Art books: the absolute best “no one needs this, everyone likes this” gift option out there. We sifted through this year’s wealth of art book offerings — from highbrow to lowbrow, $10 to $750 (?!!) — to provide ten page-turning suggestions we guarantee won’t just sit collecting dust on your coffee table. Enjoy!
Nostalgic for Kate’s early ’90s “Obsession” waif days? The Johnny Depp years? Or her 2011 haute-bohemian Vogue wedding shoot? No matter what stage of Kate you’re pining for, it is sure to be satisfied in this tome, a gorgeous 368-page giant by Rizzoli, edited by Kate herself. Released with six different covers, each shot by a different photographer, and shipped to buyers at random.
Acclaimed travel photographer George Steinmetz’s journey through uncharted desolation, Desert Air is the first comprehensive photographic collection of “extreme deserts” around the world (or, areas that receive under four inches of annual precipitation). The result is both a collection of jaw-dropping images and the story of Steinmetz’s journey through the stark and often dangerous landscape.
On the heels of World War I, textiles began emerging as both a new form of art and an exciting new platform for collaborative work. Artists Textiles 1940-1976 is a gorgeous realization of these shared results, featuring over 200 textile designs from artists such as Picasso, Dali, Matisse, and Stenberg, many of which have never before been printed. The book also offers some enlightening historical context, including this gem: on his displeasure with the final textile designs, Picasso lamented, “Picassos may be leaned against, not sat on.”
So, not only is Diane Keaton an Oscar-winning actress, writer, style icon, and all-around badass, she could undoubtedly make an incredible interior designer. In House, she presents a stunning vision of contemporary living, as compiled in this collection of repurposed or remained homes. Perfect for any design-lover who could use a contrast to their Pinterest “inspiration” board.
Based on a lecture artist and writer Austin Kleon delivered to a group of students, Steal Like an Artist is equal parts wisdom and web meme, offering inspirational, practical, and highly-relevant advice for the modern creative in an illustrated manifesto best summed up by its opening T.S. Eliot quotation, “Immature poets imitate; mature poets steal; bad poets deface what they take, and good poets make it into something better, or at least something different.”
“I’m not out there to make another ‘great picture,’” says veteran photographer Joel Meyerowitz, who has been documenting everyday life for over fifty years. ”I’m really out there to feel what it feels like to be alive and conscious in that moment. In a sense, the record of my photographs is a record of moments of consciousness and awareness that have come to me in my life.” Have deep gift-giving pockets? Taking My Time, Phaidon’s limited-edition retrospective of Meyerowitz’s work, will set you back half a month’s rent, but includes a signed print, a DVD of Meyerowitz’s film, Pop, and a graphic novel in the two-volume set, what he calls “a visual diary of his life as a photographer.”

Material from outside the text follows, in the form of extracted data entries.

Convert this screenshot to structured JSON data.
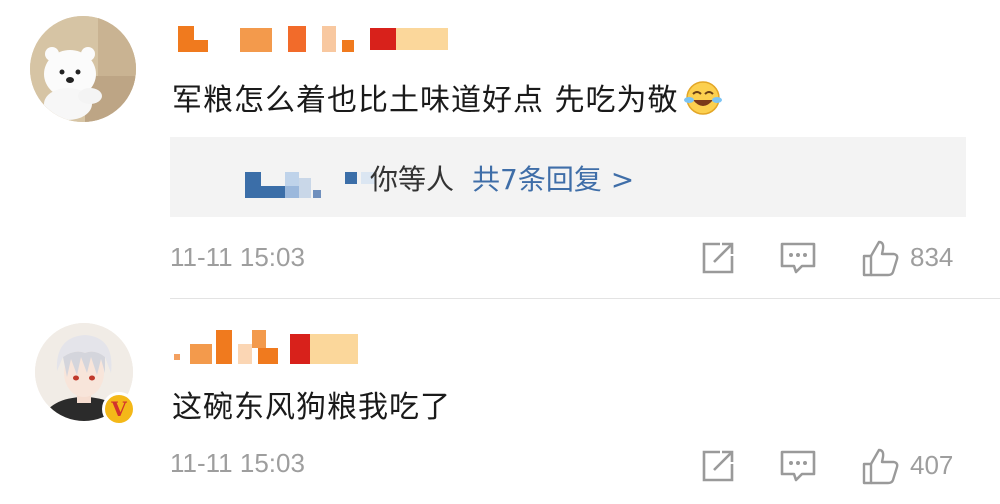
{
  "comments": [
    {
      "username": "",
      "avatar_icon": "polar-bear-avatar-icon",
      "text": "军粮怎么着也比土味道好点  先吃为敬",
      "emoji_icon": "laughing-tears-emoji-icon",
      "replies": {
        "names_suffix": "你等人",
        "more_label": "共7条回复 >"
      },
      "time": "11-11 15:03",
      "like_count": "834"
    },
    {
      "username": "",
      "avatar_icon": "anime-character-avatar-icon",
      "verified_badge": "V",
      "text": "这碗东风狗粮我吃了",
      "time": "11-11 15:03",
      "like_count": "407"
    }
  ],
  "actions": {
    "share_icon": "share-icon",
    "comment_icon": "comment-icon",
    "like_icon": "thumbs-up-icon"
  },
  "colors": {
    "link": "#3f6ea8",
    "meta_text": "#9e9e9e",
    "reply_bg": "#f3f3f3",
    "pixelated_orange": "#f07a1e",
    "pixelated_red": "#d8211b",
    "pixelated_blue": "#3b6ea8"
  }
}
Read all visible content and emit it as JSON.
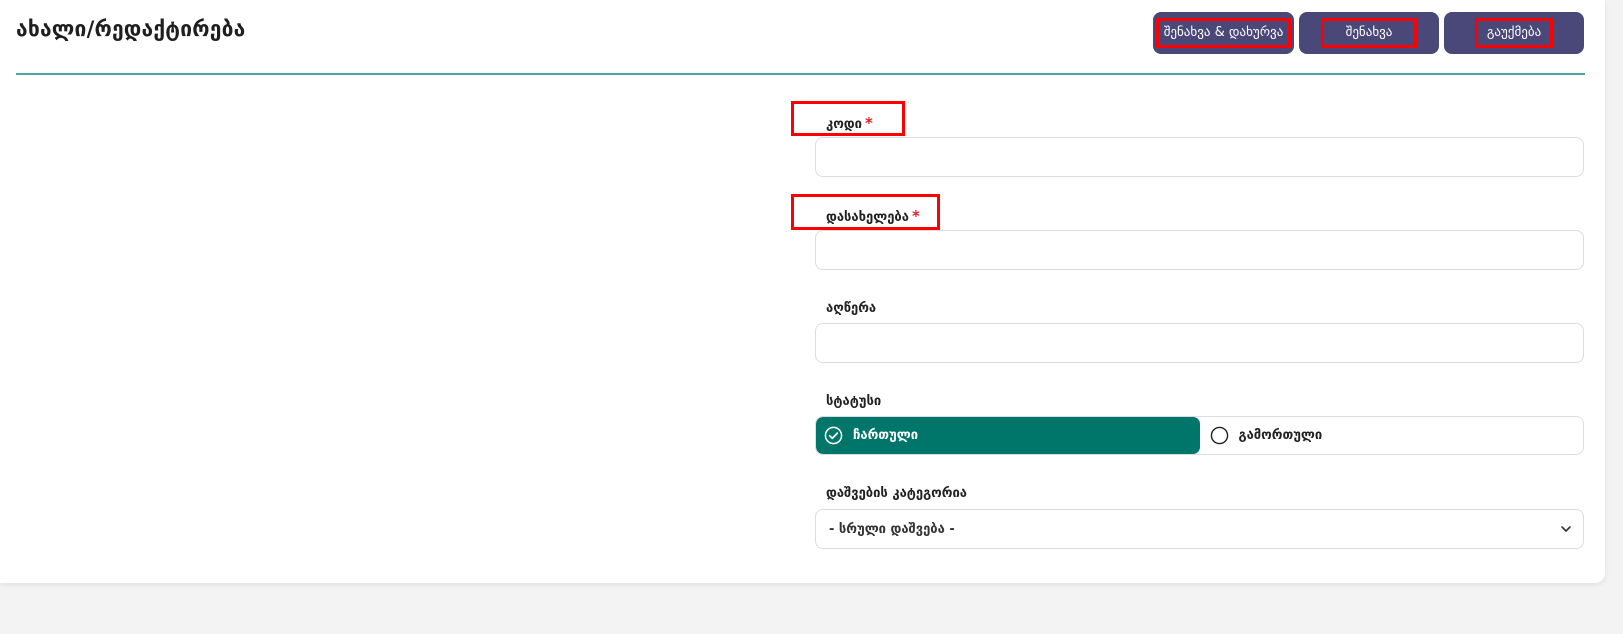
{
  "header": {
    "title": "ახალი/რედაქტირება",
    "buttons": {
      "save_close": "შენახვა & დახურვა",
      "save": "შენახვა",
      "cancel": "გაუქმება"
    }
  },
  "form": {
    "code": {
      "label": "კოდი",
      "required_mark": "*",
      "value": ""
    },
    "name": {
      "label": "დასახელება",
      "required_mark": "*",
      "value": ""
    },
    "description": {
      "label": "აღწერა",
      "value": ""
    },
    "status": {
      "label": "სტატუსი",
      "options": [
        "ჩართული",
        "გამორთული"
      ],
      "selected": "ჩართული"
    },
    "discount_category": {
      "label": "დაშვების კატეგორია",
      "selected": "- სრული დაშვება -"
    }
  },
  "colors": {
    "button_bg": "#4a4878",
    "accent_teal": "#00766a",
    "header_line": "#4aa89e",
    "required": "#e0202a",
    "highlight": "#ff0000"
  }
}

From Loretta Lynn to Dolly Parton and dive bars to the Grand Ole Opry, Henry Horenstein has been documenting the country music scene since the 1970s. He portrays the part-Americana, part-debauchery, and completely distinct culture here, with black-and-white images that tell the story of both a disappearing genre of music and a way of life.
What does your favorite book say about you? In 2007, artist Jane Mount started painting “portraits of people through the spines of their favorite books,” colorful and detailed images that are fascinating to peruse in an anthropological surprisingly personal way. Five years later, Mount has published Ideal Bookshelf with former Paris Review editor Thessaly La Force. The book features a compilation of select bookshelves, featuring the favorites of Malcolm Gladwell, Alice Waters, Miranda July, Judd Apatow, and many others (see our slideshow preview here).
World-renowned photographer Tim Walker is producing some of the most visually-exciting and truly bizarre images in fashion today. A true storyteller, Walker uses props from Spitfire fighter plane replicas to grotesque oversized dolls in creating elaborate sets that feel simultaneously like high art and macabre. This collection of his work prints 170 of his most stunning shots, with images featuring Tilda Swinton, Helena Bonham Carter, Alber Elbaz, others; it includes a forward by Kate Bush and an afterword by Walker himself.
Between 1965 and 1974, William Eggleston traveled throughout the American south with museum curator Walter Hopps, ending at the gates of New Mexico’s Los Alamos Nuclear Lab. About 70 images were initially produced in the “Los Alamos” collection, minus a set of missing negatives discovered in 2005 after Hopps death. Now, in its entirety, the three-volume set is Egglestein’s masterpiece completely realized.